For over 30 years, Proskauer lawyers have worked with students from Francis Lewis High School in Queens to help prepare them for moot court competitions. This year’s program was unlike any other with practices held over Zoom from living rooms and bedrooms across the City; and, instead of walking up to the lectern at the Thurgood Marshall Courthouse, a grand classical revival landmark in lower Manhattan, each student argued at home in front of a laptop. Despite the challenging situation, the competitors made it to the semi-finals of this year’s Metropolitan Mentor Moot Court competition for the first time in ten years.

The night before their moot court competition, the students of Francis Lewis High School were nervous. For nearly two months, twenty students practiced twice weekly, two hours at a time, in front of a rotating group of eight Proskauer attorney coaches. The students read numerous Supreme Court cases and incorporated those cases into an oral argument on behalf of fictional clients. The pretend fact pattern the students were given concerned the constitutionality of a stop-and-frisk of a young woman in a high crime area.  The students’ progress over the two months was palpable. At the beginning, the students spoke for a fraction of the time that they were allotted, their arguments lacked persuasiveness and organization as they spoke reluctantly, with awkward pauses and giggles you might expect from nervous teenagers.  But session after session, those issues vanished.

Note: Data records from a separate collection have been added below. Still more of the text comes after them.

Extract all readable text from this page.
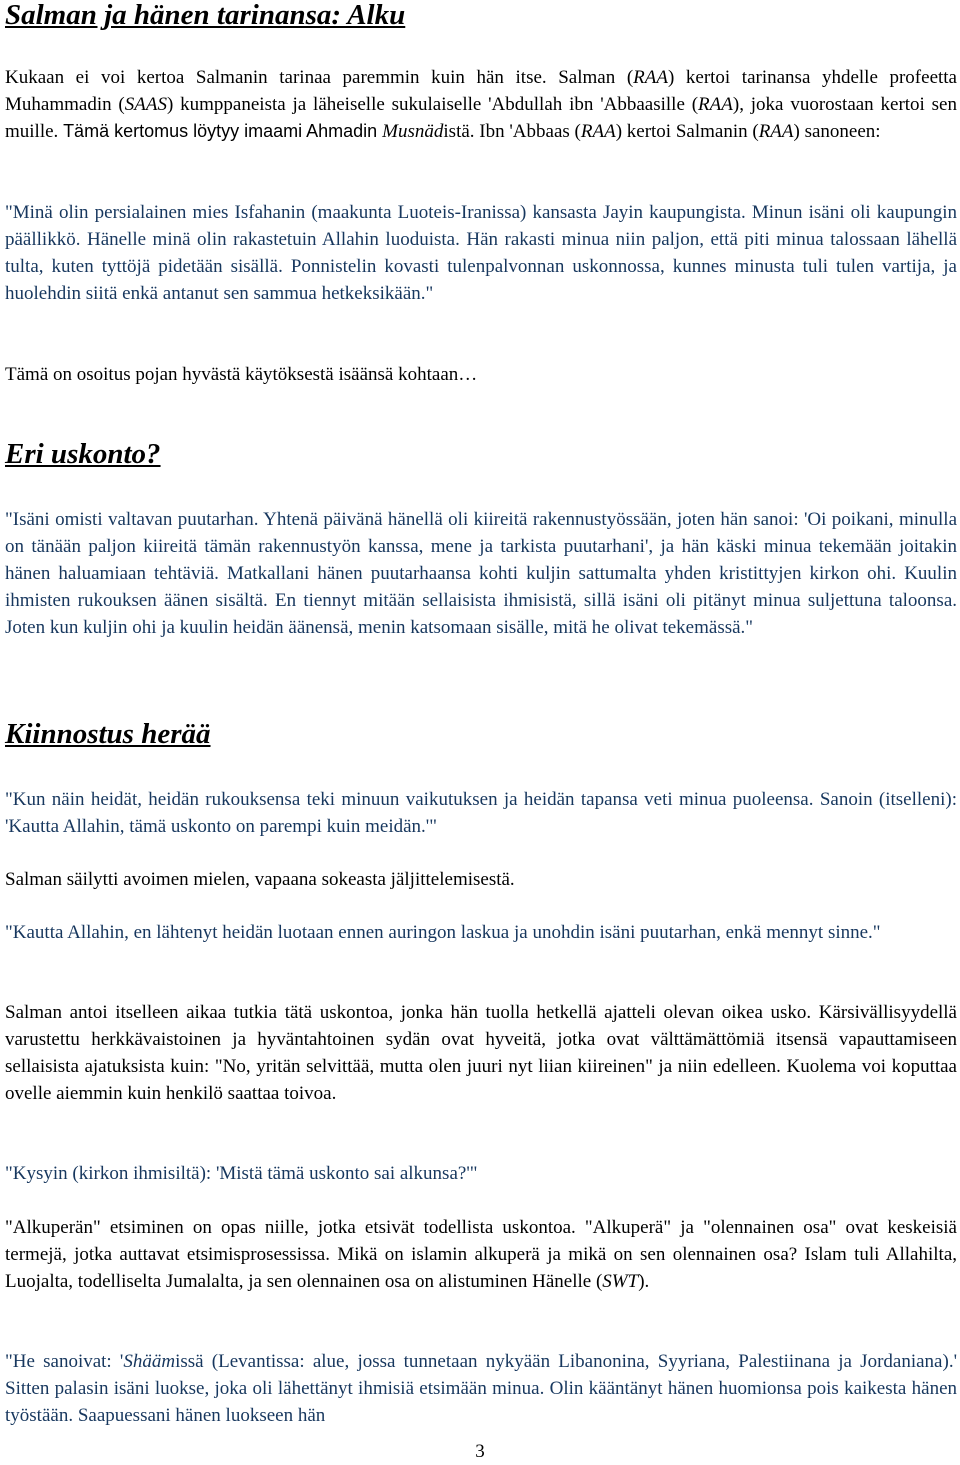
Salman ja hänen tarinansa: Alku

Kukaan ei voi kertoa Salmanin tarinaa paremmin kuin hän itse. Salman (RAA) kertoi tarinansa yhdelle profeetta Muhammadin (SAAS) kumppaneista ja läheiselle sukulaiselle 'Abdullah ibn 'Abbaasille (RAA), joka vuorostaan kertoi sen muille. Tämä kertomus löytyy imaami Ahmadin Musnädistä. Ibn 'Abbaas (RAA) kertoi Salmanin (RAA) sanoneen:

"Minä olin persialainen mies Isfahanin (maakunta Luoteis-Iranissa) kansasta Jayin kaupungista. Minun isäni oli kaupungin päällikkö. Hänelle minä olin rakastetuin Allahin luoduista. Hän rakasti minua niin paljon, että piti minua talossaan lähellä tulta, kuten tyttöjä pidetään sisällä. Ponnistelin kovasti tulenpalvonnan uskonnossa, kunnes minusta tuli tulen vartija, ja huolehdin siitä enkä antanut sen sammua hetkeksikään."

Tämä on osoitus pojan hyvästä käytöksestä isäänsä kohtaan…

Eri uskonto?

"Isäni omisti valtavan puutarhan. Yhtenä päivänä hänellä oli kiireitä rakennustyössään, joten hän sanoi: 'Oi poikani, minulla on tänään paljon kiireitä tämän rakennustyön kanssa, mene ja tarkista puutarhani', ja hän käski minua tekemään joitakin hänen haluamiaan tehtäviä. Matkallani hänen puutarhaansa kohti kuljin sattumalta yhden kristittyjen kirkon ohi. Kuulin ihmisten rukouksen äänen sisältä. En tiennyt mitään sellaisista ihmisistä, sillä isäni oli pitänyt minua suljettuna taloonsa. Joten kun kuljin ohi ja kuulin heidän äänensä, menin katsomaan sisälle, mitä he olivat tekemässä."

Kiinnostus herää

"Kun näin heidät, heidän rukouksensa teki minuun vaikutuksen ja heidän tapansa veti minua puoleensa. Sanoin (itselleni): 'Kautta Allahin, tämä uskonto on parempi kuin meidän.'"

Salman säilytti avoimen mielen, vapaana sokeasta jäljittelemisestä.

"Kautta Allahin, en lähtenyt heidän luotaan ennen auringon laskua ja unohdin isäni puutarhan, enkä mennyt sinne."

Salman antoi itselleen aikaa tutkia tätä uskontoa, jonka hän tuolla hetkellä ajatteli olevan oikea usko. Kärsivällisyydellä varustettu herkkävaistoinen ja hyväntahtoinen sydän ovat hyveitä, jotka ovat välttämättömiä itsensä vapauttamiseen sellaisista ajatuksista kuin: "No, yritän selvittää, mutta olen juuri nyt liian kiireinen" ja niin edelleen. Kuolema voi koputtaa ovelle aiemmin kuin henkilö saattaa toivoa.

"Kysyin (kirkon ihmisiltä): 'Mistä tämä uskonto sai alkunsa?'"

"Alkuperän" etsiminen on opas niille, jotka etsivät todellista uskontoa. "Alkuperä" ja "olennainen osa" ovat keskeisiä termejä, jotka auttavat etsimisprosessissa. Mikä on islamin alkuperä ja mikä on sen olennainen osa? Islam tuli Allahilta, Luojalta, todelliselta Jumalalta, ja sen olennainen osa on alistuminen Hänelle (SWT).

"He sanoivat: 'Shäämissä (Levantissa: alue, jossa tunnetaan nykyään Libanonina, Syyriana, Palestiinana ja Jordaniana).' Sitten palasin isäni luokse, joka oli lähettänyt ihmisiä etsimään minua. Olin kääntänyt hänen huomionsa pois kaikesta hänen työstään. Saapuessani hänen luokseen hän

3
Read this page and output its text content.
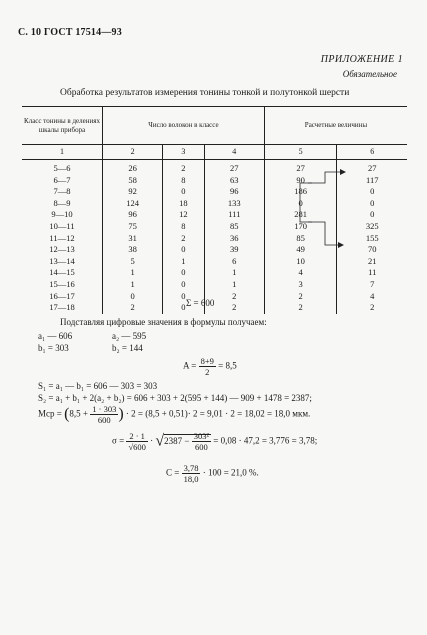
С. 10 ГОСТ 17514—93
ПРИЛОЖЕНИЕ 1
Обязательное
Обработка результатов измерения тонины тонкой и полутонкой шерсти
Класс тонины в делениях шкалы прибора	Число волокон в классе			Расчетные величины	
1	2	3	4	5	6
5—6	26	2	27	27	27
6—7	58	8	63	90	117
7—8	92	0	96	186	0
8—9	124	18	133	0	0
9—10	96	12	111	281	0
10—11	75	8	85	170	325
11—12	31	2	36	85	155
12—13	38	0	39	49	70
13—14	5	1	6	10	21
14—15	1	0	1	4	11
15—16	1	0	1	3	7
16—17	0	0	2	2	4
17—18	2	0	2	2	2
Σ = 600
Подставляя цифровые значения в формулы получаем:
a₁ — 606	a₂ — 595
b₁ = 303	b₂ = 144
$A = \frac{8+9}{2} = 8,5$
S₁ = a₁ — b₁ = 606 — 303 = 303
S₂ = a₁ + b₁ + 2(a₂ + b₂) = 606 + 303 + 2(595 + 144) — 909 + 1478 = 2387;
Mср = ($8,5 + \frac{1 \cdot 303}{600}$ ) · 2 = (8,5 + 0,51)· 2 = 9,01 · 2 = 18,02 = 18,0 мкм.
$\sigma = \frac{2 \cdot 1}{√600} \cdot √2387 - \frac{\text{303²}}{600} = 0,08 \cdot 47,2 = 3,776 = 3,78$;
$C = \frac{3,78}{18,0} \cdot 100 = 21,0$ %.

The students mastered the make-believe fact pattern which at first seemed so complicated.  The formalities of arguing before a panel of judges – which at first seemed daunting – were now innate. And the attorney coaches had become their close mentors and friends.  But the night of the competition, eating cookies around a Proskauer conference room with their coaches, the nerves were back in full force. “What if we can’t remember a case? What if we go blank? What if we embarrass ourselves? What if we lose?”